Les services sont arrivés environ 15 minutes plus tard. « Ils ont lancé des câbles. Normand commençait à parler un peu moins. En haut, on a retrouvé son passeport, ses papiers d’assurances et une bottine. Les autorités ont décidé de l’apporter à Lewiston au Maine dans un centre de traumatologie. Le médecin a dit qu’il avait de multiples fractures et hémorragies internes. Ils lui ont donné des transfusions de sang, mais sa pression baissait. Le matin, vers 6 h 30, Yvon a reçu un courriel du fils de Normand annonçant son décès à 1 h 15 », s’attriste celui qui connaissait Normand Groleau depuis une quinzaine d’années.

« Yvon a été traumatisé, mais lui l’a vu dans le trou. Moi, les semaines d’après, je voyais souvent Normand tomber de la moto. Là, ça s’est estompé. Je n’y ai pas rêvé la nuit, mais je tombais dans la lune dans le jour. J’y pense encore, le souvenir reste là. Quelque part, il faut que la vie continue », pense-t-il, ajoutant que les deux amis parlent souvent de Normand Groleau.

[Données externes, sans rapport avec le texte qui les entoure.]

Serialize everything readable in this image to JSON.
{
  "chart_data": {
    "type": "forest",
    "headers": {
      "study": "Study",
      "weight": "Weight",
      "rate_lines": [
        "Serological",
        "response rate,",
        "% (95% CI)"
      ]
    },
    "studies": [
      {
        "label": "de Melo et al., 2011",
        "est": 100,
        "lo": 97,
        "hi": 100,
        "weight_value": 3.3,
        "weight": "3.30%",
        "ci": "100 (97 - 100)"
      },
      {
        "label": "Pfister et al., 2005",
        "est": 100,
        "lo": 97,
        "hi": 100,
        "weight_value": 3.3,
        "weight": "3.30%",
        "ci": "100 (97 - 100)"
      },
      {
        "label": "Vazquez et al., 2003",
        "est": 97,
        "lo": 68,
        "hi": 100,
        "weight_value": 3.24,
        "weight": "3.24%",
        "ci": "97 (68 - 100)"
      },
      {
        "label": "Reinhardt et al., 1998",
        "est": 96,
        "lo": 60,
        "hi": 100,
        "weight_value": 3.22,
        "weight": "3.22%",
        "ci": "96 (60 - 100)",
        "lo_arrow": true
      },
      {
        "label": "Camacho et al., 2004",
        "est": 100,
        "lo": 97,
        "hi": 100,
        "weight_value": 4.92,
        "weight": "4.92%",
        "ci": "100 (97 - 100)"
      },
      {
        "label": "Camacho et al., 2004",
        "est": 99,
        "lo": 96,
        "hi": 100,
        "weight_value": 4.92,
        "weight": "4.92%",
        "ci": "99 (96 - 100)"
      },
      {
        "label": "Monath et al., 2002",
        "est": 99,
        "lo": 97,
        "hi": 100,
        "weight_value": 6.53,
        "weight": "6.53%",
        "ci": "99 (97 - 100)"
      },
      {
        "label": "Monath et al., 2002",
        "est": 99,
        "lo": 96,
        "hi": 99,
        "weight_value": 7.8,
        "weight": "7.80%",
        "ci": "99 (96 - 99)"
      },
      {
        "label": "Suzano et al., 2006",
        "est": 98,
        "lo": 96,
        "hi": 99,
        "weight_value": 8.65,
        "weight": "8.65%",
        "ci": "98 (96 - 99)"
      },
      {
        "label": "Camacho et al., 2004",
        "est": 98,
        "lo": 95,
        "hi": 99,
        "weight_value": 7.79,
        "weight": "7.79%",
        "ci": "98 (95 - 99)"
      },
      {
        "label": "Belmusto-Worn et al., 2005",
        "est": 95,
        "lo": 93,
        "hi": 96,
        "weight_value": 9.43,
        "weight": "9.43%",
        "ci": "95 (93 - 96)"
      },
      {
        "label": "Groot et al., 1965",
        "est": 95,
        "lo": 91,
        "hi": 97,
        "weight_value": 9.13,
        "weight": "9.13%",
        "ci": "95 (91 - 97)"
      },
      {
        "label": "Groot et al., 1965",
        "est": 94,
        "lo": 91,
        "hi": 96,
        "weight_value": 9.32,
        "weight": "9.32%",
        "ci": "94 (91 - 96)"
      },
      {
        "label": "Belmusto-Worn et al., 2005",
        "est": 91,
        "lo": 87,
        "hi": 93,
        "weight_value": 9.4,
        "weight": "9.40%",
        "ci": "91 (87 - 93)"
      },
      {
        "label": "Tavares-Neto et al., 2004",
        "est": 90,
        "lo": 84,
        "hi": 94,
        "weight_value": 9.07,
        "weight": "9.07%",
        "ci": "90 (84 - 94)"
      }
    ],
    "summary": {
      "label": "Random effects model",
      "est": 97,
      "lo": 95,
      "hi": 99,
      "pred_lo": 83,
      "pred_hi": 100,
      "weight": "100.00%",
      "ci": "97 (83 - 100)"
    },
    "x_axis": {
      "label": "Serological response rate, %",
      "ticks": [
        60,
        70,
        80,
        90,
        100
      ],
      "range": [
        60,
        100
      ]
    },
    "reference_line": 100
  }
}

M. Guay se rappellera de Normand Groleau comme étant quelqu’un qui riait tout le temps. « Normand faisait partie du paysage de Sherbrooke. Tout le monde le connaissait. Il faisait le père Noël au marché de la Gare et plein de petites choses comme ça. Personne n’est irremplaçable, mais Normand était différent », résume M. Guay, qui repartira avec Yvon Couture en moto au mois de juillet.